Том убежал домой в полдень. Его совесть не могла больше выносить благодарного счастья Эми, а его ревность не могла больше выносить других страданий. Бэкки возобновила осмотр картин с Альфредом, но по мере того, как тянулись минуты, а Том не страдал, ее триумф начал омрачаться, и она потеряла интерес; за ним последовали серьезность и рассеянность, а затем меланхолия; два-три раза она навостряла ухо при звуке шагов, но это была ложная надежда; никакой Том не пришел. Наконец она стала совсем несчастной и пожалела, что завела свою месть так далеко. Когда бедный Альфред, видя, что теряет ее, сам не зная как, продолжал восклицать: “О, вот веселенькая! Посмотри на это!” Наконец она потеряла терпение и сказала: “О, не приставай ко мне! Мне на них наплевать!” и разрыдалась, встала и ушла.

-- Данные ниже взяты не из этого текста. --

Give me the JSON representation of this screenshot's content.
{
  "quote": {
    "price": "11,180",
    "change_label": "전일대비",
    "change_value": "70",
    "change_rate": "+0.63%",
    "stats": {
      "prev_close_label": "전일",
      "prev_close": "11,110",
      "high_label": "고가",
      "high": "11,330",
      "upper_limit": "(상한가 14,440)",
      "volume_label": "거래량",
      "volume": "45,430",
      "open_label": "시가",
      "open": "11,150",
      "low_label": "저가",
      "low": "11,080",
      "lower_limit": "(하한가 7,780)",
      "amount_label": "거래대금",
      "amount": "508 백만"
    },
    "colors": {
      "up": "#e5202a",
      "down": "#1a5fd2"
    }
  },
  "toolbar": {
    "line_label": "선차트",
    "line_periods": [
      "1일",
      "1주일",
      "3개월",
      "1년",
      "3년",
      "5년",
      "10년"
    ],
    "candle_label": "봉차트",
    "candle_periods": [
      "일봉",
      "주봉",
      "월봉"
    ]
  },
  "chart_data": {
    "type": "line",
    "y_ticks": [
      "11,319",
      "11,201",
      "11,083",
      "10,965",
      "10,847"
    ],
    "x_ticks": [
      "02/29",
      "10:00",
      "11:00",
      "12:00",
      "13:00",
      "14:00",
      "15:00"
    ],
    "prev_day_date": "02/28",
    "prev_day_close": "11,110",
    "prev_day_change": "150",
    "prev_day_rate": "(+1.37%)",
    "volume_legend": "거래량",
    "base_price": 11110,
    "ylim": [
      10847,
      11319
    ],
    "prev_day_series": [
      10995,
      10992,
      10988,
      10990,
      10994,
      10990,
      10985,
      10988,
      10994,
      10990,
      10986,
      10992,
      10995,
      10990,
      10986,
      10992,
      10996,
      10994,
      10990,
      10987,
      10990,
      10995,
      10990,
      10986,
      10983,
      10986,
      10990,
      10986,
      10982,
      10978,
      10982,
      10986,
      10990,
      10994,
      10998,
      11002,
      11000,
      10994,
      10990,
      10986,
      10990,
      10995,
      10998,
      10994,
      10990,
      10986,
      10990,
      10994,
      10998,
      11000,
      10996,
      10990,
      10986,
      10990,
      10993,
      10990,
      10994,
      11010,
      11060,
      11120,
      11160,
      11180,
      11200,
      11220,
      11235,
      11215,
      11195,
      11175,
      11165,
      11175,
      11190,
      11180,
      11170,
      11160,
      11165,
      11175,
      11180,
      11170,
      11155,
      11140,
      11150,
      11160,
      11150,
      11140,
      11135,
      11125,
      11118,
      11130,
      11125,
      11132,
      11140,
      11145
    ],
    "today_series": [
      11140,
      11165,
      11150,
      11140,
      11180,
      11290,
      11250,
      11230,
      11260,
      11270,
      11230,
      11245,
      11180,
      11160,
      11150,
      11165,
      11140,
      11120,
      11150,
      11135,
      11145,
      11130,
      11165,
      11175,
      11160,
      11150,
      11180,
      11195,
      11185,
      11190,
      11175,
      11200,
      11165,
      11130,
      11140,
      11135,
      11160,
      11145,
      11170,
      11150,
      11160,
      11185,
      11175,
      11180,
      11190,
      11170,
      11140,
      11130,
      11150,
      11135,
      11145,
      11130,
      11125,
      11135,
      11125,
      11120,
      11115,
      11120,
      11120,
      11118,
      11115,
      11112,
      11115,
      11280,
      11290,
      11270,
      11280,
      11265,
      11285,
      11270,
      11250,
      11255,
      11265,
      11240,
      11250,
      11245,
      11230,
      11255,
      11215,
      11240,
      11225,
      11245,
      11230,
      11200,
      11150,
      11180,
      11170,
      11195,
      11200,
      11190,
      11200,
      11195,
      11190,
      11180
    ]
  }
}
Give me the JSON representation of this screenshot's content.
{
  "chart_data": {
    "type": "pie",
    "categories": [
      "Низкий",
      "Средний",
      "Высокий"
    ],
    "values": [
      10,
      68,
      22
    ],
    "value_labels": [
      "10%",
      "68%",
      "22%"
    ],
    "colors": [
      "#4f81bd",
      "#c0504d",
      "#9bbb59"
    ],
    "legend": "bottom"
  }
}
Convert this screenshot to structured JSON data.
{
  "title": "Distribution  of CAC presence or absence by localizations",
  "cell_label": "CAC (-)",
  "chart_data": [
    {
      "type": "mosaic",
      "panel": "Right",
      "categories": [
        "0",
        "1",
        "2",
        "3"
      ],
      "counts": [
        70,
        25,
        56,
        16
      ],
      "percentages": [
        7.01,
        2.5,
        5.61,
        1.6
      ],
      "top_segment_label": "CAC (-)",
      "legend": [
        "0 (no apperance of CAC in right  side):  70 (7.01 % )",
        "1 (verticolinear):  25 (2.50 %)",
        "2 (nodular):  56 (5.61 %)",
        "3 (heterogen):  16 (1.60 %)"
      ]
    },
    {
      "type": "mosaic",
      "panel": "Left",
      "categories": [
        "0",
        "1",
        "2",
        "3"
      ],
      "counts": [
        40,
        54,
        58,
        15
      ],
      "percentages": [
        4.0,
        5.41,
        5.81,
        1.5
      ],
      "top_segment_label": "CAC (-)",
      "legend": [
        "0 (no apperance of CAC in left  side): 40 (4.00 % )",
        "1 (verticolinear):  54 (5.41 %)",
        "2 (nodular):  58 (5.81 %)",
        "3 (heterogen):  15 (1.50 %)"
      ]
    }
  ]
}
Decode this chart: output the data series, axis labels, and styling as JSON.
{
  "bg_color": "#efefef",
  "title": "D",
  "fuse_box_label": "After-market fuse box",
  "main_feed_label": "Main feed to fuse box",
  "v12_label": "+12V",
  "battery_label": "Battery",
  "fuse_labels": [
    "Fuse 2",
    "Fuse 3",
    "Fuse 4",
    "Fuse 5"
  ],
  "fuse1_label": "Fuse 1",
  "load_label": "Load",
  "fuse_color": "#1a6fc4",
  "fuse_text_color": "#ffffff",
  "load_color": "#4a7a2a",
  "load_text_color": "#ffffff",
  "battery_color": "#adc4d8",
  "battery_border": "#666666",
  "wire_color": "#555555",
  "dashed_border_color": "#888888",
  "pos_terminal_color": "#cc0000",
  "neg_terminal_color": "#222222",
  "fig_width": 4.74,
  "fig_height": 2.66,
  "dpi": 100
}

Альфред пустился рядом и собирался попытаться утешить ее, но она сказала:
— Уходи и оставь меня в покое, пожалуйста! Я ненавижу тебя!
Итак, мальчик остановился, задаваясь вопросом, что он мог такого сделать ведь она обещала, что всю большую перемену будет смотреть с ним картинки, и вдруг в слезах ушла. Затем Альфред в задумчивости направился в опустевшее здание школы. Он был унижен и зол. Он легко угадал свой путь к истине — девушка просто воспользовалась им, чтобы выместить свою злобу на Томе Сойере. Он был далек от того, чтобы ненавидеть Тома меньше, когда эта мысль пришла в его голову. Он хотел бы, чтобы был какой-нибудь способ втянуть этого мальчика в неприятности без особого риска для себя. Ему на глаза попалась тетрадь Тома по правописанию. Вот и его шанс. Он с благодарностью
открыл дневной урок и залил страницу чернилами.
Бекки, заглянувшая в этот момент в окно позади него, увидела, но скрылась поскорее, незамеченная. Теперь она отправилась домой, намереваясь найти Тома и рассказать ему; Том был бы благодарен, и их проблемы были бы решены. Однако, не пройдя и половины пути до дома, она передумала. Мысль о том, как Том обращался с ней, когда она рассказывала о своем пикнике, ответ обжигал ее и наполнял стыдом. Она решила позволить ему получить взбучку за испорченный учебник правописания и в придачу возненавидеть его навсегда.
Глава 19
Том вернулся домой в мрачном настроении, и первое, что сказала ему тетя, показали ему, что здесь его горе не встретит сочувствия.
— Том, у меня есть идея содрать с тебя шкуру живьем!
— Тетя, что я наделал?
— Что ж, ты сделал достаточно. Вот я подхожу к Серени Гарпер, как старая дура, ожидая заставить ее поверить во всю эту чушь о том сне, когда, о чудо, она узнала от Джо, что ты был здесь и слышал весь наш разговор той ночью. Не знаю, Том, что может выйти из мальчика, который так бессовестно лжет! Мне так плохо при мысли, что ты мог бы позволить мне пойти к Серене Гарпер, выставить себя такой дурой и не сказать ни слова.
Это был новый аспект дела. Его утренняя острота и раньше казалась Тому хорошей шуткой, причем очень остроумной. Теперь это просто выглядело убого. Он опустил голову и на мгновение не мог придумать, что сказать. Затем он сказал:
— Тетушка, я бы хотел, чтобы я этого не делал, но я не подумал.
— О, дитя, ты никогда не думаешь. Ты никогда не думаешь ни о чем, кроме своего собственного эгоизма. Ты мог проделать весь этот путь сюда с острова Джэксона ночью, чтобы посмеяться над нашими бедами, и ты мог одурачить меня ложью о сне; но ты никогда не мог подумать пожалеть нас и спасти от горя.
— Тетушка, теперь я знаю, что это было подло, но я не хотел быть подлым. Я этого не делал, честно. И кроме того, я пришел сюда не для того, чтобы смеяться над тобой той ночью.
— Тогда зачем ты пришел?
— Это было для того, чтобы сказать вам, чтобы вы не беспокоились о нас, потому что мы не утонули.